On the other hand, there are real downsides to moving forward with the NGAD, beginning with cost. In an interview with Defense News this summer, Air Force secretary Frank Kendall said the NGAD is “now expected to cost roughly three times as much as an individual F-35 Joint Strike Fighter.”
Yowza.
With F-35s costing about $80 million to $100 million, that means NGAD’s price tag could be verging on $300 million apiece — and would greatly limit the size of its potential fleet.
“It’s a very expensive platform,” Kendall said. “It’s three times, roughly, the cost of an F-35, and we can only afford it in small numbers.”
This brings me to the write-up I saw in Air & Space Forces Magazine today.
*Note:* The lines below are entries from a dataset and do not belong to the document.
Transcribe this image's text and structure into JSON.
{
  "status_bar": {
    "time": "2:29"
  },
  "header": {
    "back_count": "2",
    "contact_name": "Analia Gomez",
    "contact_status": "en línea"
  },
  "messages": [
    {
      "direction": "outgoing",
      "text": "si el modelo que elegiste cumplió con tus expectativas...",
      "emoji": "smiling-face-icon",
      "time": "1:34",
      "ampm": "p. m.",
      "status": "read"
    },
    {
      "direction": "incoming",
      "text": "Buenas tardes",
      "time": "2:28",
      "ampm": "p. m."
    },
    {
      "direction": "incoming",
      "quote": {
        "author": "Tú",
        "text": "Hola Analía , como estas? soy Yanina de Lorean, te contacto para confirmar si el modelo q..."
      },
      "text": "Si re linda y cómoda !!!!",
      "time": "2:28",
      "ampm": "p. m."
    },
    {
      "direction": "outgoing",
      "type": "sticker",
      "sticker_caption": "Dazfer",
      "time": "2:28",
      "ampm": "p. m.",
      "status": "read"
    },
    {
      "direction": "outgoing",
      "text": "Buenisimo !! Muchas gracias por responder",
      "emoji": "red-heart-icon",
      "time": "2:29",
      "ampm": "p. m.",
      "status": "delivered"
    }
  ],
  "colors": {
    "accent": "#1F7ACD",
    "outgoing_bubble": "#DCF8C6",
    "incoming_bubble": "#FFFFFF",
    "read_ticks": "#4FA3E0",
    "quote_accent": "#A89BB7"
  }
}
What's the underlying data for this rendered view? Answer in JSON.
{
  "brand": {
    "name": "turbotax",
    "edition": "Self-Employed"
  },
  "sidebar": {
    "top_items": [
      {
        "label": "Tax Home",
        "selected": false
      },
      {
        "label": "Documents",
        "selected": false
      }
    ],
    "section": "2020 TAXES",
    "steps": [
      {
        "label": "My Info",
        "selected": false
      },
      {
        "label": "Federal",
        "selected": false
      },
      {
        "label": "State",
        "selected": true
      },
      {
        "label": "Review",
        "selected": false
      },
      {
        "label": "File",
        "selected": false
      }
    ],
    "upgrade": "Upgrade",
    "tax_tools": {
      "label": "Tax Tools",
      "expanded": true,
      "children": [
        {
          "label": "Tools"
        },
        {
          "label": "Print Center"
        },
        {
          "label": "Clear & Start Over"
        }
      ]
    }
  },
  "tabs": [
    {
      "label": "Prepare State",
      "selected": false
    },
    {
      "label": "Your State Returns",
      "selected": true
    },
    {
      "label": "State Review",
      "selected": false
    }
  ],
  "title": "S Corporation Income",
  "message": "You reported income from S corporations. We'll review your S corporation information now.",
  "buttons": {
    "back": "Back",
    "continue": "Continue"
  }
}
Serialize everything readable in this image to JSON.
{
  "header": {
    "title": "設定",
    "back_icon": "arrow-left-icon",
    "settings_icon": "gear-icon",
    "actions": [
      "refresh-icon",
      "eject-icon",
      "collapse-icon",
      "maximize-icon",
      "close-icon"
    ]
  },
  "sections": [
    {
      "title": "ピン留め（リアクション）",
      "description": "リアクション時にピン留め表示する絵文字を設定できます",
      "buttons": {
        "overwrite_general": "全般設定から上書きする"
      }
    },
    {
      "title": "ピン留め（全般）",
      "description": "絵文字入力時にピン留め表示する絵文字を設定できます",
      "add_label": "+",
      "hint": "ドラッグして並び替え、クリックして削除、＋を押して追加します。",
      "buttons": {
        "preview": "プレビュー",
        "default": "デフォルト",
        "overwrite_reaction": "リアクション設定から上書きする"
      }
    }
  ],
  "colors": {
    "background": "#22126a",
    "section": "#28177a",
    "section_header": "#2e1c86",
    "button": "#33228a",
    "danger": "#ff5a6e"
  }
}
The magazine’s Chris Gordon reports that “the future of the Air Force’s next-generation combat jet will be decided by the end of the year, the service’s top officer said Oct. 25.”
“We intend to have that by December,” Chief of Staff Gen. David W. Allvin said at the Military Reporters and Editors Conference in Washington, D.C. “We also want to be able to influence the Department’s Presidential Budget Submission in February.”
Hey, I’m not usually one to complain about the Pentagon moving too fast on major defensive contracts and weapon-systems development — it’s the opposite that’s usually the problem — but I have to say I’m surprised.
This single decision will be a consequential one for our nation in the next few decades — and not merely for our pocketbooks. Are we sure we know what we’re doing?
Correction: I reader pointed out to me that I had originally misidentified Frank Kendall as the Air Force chief of staff instead of as the secretary of the Air Force. I regret the error.